The delicate boundary between online fantasy and real-world horror shattered in March 2001. Armin Meiwes, a German computer repair technician using online aliases like "Antrophagus," frequented several taboo sites, including The Cannibal Cafe and the emasculation forum Nullo.
The advertisement was answered by Bernd Jürgen Brandes, a microchip designer from Berlin. The two men met in March 2001 at Meiwes’ home in Rotenburg. With Brandes' full consent, Meiwes amputated Brandes' penis, which they both attempted to eat, before Meiwes ultimately killed him, butchered the body, and stored the meat in his freezer. the cannibal cafe forum archive
I clicked on a thread titled: “First time prep - tips for tenderizing?”
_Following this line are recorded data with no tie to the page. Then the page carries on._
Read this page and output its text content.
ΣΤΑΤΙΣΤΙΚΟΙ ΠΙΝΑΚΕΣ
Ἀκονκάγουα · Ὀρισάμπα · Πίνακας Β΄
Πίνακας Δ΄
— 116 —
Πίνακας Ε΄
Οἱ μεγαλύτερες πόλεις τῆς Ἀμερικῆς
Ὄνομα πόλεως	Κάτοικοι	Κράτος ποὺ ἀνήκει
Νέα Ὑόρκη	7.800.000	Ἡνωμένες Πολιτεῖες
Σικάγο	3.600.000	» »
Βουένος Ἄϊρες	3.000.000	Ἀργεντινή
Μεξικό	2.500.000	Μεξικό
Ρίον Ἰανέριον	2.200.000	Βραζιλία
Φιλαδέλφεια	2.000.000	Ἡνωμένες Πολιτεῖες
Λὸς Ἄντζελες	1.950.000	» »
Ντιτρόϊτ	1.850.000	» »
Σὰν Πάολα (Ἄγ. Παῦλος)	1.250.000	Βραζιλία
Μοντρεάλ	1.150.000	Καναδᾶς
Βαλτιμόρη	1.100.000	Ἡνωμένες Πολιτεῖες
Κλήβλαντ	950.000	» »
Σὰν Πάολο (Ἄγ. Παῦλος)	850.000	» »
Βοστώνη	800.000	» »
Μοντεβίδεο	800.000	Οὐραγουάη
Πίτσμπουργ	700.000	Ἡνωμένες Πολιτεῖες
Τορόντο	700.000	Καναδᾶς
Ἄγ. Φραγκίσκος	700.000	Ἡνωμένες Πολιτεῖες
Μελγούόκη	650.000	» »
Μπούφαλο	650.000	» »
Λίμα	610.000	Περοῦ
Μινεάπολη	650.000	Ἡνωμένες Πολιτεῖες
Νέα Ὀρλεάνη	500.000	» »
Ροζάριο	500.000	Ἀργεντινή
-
It looks like a PHPBB forum from 2004. Avatars of anime girls sit next to threads titled "Looking for a Volunteer in the Pacific Northwest."
The forum itself had very few rules: users could not post content involving minors, anything personal, or obnoxious messages like spam. Everything else, including the detailed discussion of violent acts, was permitted. Detailed accounts of the forum's history and its
The story of the Cannibal Cafe begins in 1994, during the early days of the World Wide Web. It was founded by an individual known by the pseudonym "Perro Loco" (Spanish for "Mad Dog"), who built the site in the unregulated Wild West atmosphere of the early internet, a time when shock value was abundant and anonymity was readily available.
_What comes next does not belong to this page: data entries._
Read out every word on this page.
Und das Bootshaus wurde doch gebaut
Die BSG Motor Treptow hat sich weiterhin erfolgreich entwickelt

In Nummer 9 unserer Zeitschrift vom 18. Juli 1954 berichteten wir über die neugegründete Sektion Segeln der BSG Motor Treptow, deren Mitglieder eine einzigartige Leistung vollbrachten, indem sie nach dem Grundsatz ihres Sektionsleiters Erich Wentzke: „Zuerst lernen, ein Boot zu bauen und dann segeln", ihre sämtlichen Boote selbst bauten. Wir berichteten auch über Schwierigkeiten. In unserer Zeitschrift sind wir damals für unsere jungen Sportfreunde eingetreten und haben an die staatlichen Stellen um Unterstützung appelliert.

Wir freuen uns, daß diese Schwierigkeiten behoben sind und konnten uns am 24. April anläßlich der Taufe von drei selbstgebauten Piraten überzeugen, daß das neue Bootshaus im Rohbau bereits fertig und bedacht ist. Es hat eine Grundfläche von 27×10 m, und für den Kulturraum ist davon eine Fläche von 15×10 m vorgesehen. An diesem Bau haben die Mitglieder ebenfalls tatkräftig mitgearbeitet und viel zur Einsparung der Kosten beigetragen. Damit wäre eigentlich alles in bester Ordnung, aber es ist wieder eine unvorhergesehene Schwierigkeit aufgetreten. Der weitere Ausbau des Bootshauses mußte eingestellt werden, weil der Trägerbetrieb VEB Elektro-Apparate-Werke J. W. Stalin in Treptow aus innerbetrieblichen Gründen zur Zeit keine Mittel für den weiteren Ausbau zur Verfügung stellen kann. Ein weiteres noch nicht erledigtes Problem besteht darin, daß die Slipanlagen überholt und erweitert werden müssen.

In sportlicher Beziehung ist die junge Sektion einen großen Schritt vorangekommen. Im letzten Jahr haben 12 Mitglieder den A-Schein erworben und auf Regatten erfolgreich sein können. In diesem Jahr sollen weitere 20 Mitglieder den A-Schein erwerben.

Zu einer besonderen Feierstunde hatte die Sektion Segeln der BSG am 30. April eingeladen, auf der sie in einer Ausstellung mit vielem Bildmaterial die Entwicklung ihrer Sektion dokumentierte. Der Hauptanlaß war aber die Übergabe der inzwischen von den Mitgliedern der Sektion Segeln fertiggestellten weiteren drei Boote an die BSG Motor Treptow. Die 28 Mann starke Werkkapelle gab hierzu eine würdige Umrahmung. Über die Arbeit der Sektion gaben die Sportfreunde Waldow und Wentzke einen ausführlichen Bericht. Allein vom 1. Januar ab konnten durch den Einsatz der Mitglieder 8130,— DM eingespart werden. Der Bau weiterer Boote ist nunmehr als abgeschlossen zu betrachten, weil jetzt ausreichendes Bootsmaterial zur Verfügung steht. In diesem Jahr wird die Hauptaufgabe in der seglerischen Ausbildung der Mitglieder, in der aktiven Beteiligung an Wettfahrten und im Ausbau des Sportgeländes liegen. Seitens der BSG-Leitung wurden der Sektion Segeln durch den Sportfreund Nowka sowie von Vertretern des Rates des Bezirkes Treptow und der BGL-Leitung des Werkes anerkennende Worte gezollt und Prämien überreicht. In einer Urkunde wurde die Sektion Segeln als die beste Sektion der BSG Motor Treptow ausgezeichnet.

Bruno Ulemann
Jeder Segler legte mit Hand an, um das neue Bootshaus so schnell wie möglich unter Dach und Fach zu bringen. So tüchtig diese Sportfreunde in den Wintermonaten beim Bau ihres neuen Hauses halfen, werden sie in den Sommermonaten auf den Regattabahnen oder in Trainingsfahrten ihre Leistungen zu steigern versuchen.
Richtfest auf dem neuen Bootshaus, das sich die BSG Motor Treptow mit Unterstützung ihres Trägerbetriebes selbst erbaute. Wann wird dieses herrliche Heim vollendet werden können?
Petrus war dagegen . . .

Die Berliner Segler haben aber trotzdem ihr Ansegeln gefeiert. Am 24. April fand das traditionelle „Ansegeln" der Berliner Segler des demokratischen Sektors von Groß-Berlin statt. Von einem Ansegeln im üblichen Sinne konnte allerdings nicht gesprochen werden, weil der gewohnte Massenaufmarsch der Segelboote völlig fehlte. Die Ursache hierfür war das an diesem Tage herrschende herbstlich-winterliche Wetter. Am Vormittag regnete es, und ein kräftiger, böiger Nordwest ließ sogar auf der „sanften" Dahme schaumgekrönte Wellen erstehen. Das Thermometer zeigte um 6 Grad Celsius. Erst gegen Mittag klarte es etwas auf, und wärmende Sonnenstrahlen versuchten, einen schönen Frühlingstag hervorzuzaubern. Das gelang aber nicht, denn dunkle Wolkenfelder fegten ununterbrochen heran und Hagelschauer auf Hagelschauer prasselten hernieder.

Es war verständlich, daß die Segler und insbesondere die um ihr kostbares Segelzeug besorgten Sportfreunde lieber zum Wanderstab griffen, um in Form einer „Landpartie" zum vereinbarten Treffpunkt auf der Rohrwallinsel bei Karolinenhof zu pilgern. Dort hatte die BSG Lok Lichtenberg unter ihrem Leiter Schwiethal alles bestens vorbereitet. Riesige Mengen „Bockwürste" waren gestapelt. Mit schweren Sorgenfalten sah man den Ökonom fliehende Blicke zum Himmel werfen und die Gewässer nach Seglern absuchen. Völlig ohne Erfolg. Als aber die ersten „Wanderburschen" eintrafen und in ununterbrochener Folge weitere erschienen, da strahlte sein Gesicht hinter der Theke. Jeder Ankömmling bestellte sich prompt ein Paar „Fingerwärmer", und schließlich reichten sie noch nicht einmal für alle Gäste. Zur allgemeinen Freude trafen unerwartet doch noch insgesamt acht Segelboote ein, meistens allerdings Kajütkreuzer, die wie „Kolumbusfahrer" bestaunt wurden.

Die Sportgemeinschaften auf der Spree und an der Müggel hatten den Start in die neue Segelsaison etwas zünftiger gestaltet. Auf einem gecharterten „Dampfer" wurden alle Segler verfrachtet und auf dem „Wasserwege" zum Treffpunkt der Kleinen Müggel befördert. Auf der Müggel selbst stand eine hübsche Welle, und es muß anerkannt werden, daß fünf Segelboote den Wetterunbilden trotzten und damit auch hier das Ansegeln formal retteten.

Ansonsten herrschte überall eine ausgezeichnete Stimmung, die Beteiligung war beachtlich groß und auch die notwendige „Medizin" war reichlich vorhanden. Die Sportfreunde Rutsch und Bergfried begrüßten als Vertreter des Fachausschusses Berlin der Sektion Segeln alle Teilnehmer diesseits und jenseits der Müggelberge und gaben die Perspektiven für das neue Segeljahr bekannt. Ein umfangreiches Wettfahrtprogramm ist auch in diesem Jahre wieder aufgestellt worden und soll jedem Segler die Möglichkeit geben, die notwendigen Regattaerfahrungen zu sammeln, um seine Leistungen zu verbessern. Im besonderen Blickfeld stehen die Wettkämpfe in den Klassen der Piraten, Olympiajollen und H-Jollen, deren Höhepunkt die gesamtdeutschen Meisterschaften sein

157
As Marla dug deeper, she found contradictions. An account from a man named Gerard insisted the Café had been a performance-art collective that never served real flesh, using painstakingly realistic plant-based substitutes. He wrote long expositions on texture and mouthfeel and included lab notes. Another thread, however, contained photos that could not be explained away: surgical clamps, a steel prep table, a cooler stamped with government barcodes. There were also messages that talked about police raids, about rumors that had to be hushed with money. The forum's metadata showed posts disappeared and then reappeared with user handles altered—Redact used heavily, then undone.
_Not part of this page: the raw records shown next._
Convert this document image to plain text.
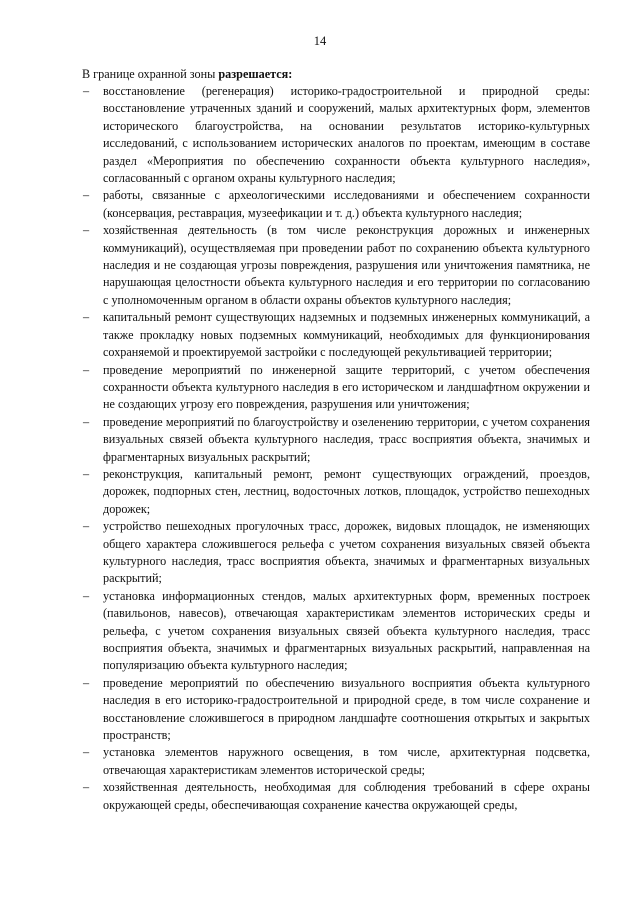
14
В границе охранной зоны разрешается:
–	восстановление (регенерация) историко-градостроительной и природной среды: восстановление утраченных зданий и сооружений, малых архитектурных форм, элементов исторического благоустройства, на основании результатов историко-культурных исследований, с использованием исторических аналогов по проектам, имеющим в составе раздел «Мероприятия по обеспечению сохранности объекта культурного наследия», согласованный с органом охраны культурного наследия;
–	работы, связанные с археологическими исследованиями и обеспечением сохранности (консервация, реставрация, музеефикации и т. д.) объекта культурного наследия;
–	хозяйственная деятельность (в том числе реконструкция дорожных и инженерных коммуникаций), осуществляемая при проведении работ по сохранению объекта культурного наследия и не создающая угрозы повреждения, разрушения или уничтожения памятника, не нарушающая целостности объекта культурного наследия и его территории по согласованию с уполномоченным органом в области охраны объектов культурного наследия;
–	капитальный ремонт существующих надземных и подземных инженерных коммуникаций, а также прокладку новых подземных коммуникаций, необходимых для функционирования сохраняемой и проектируемой застройки с последующей рекультивацией территории;
–	проведение мероприятий по инженерной защите территорий, с учетом обеспечения сохранности объекта культурного наследия в его историческом и ландшафтном окружении и не создающих угрозу его повреждения, разрушения или уничтожения;
–	проведение мероприятий по благоустройству и озеленению территории, с учетом сохранения визуальных связей объекта культурного наследия, трасс восприятия объекта, значимых и фрагментарных визуальных раскрытий;
–	реконструкция, капитальный ремонт, ремонт существующих ограждений, проездов, дорожек, подпорных стен, лестниц, водосточных лотков, площадок, устройство пешеходных дорожек;
–	устройство пешеходных прогулочных трасс, дорожек, видовых площадок, не изменяющих общего характера сложившегося рельефа с учетом сохранения визуальных связей объекта культурного наследия, трасс восприятия объекта, значимых и фрагментарных визуальных раскрытий;
–	установка информационных стендов, малых архитектурных форм, временных построек (павильонов, навесов), отвечающая характеристикам элементов исторических среды и рельефа, с учетом сохранения визуальных связей объекта культурного наследия, трасс восприятия объекта, значимых и фрагментарных визуальных раскрытий, направленная на популяризацию объекта культурного наследия;
–	проведение мероприятий по обеспечению визуального восприятия объекта культурного наследия в его историко-градостроительной и природной среде, в том числе сохранение и восстановление сложившегося в природном ландшафте соотношения открытых и закрытых пространств;
–	установка элементов наружного освещения, в том числе, архитектурная подсветка, отвечающая характеристикам элементов исторической среды;
–	хозяйственная деятельность, необходимая для соблюдения требований в сфере охраны окружающей среды, обеспечивающая сохранение качества окружающей среды,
Marla’s instinct was to reconstruct and archive, to pin meaning like an entomologist. She began building a timeline from the forum metadata, correlating posts with news reports and police logs from the city archives. Dates aligned and misaligned in strange ways. The forum's most active months were the summers of 2011 and 2012. Around November 2012, activity slowed; by January 2013, the forum lay dormant. A handful of posts in 2014 and a single post in 2017 punctuated the silence like returning gulls. The last post, by Host, read: "We are closing. Some doors must remain closed to remain doors." She told of one woman, called Mira in
The site's user base was primarily divided into two main categories:
Moreover, the archive can serve as a case study for exploring the dynamics of online communities, including how they form, evolve, and sometimes dissolve under the pressure of external scrutiny or legal action. It also underscores the need for ongoing discussions about the balance between free speech and the protection of individuals and society from harm.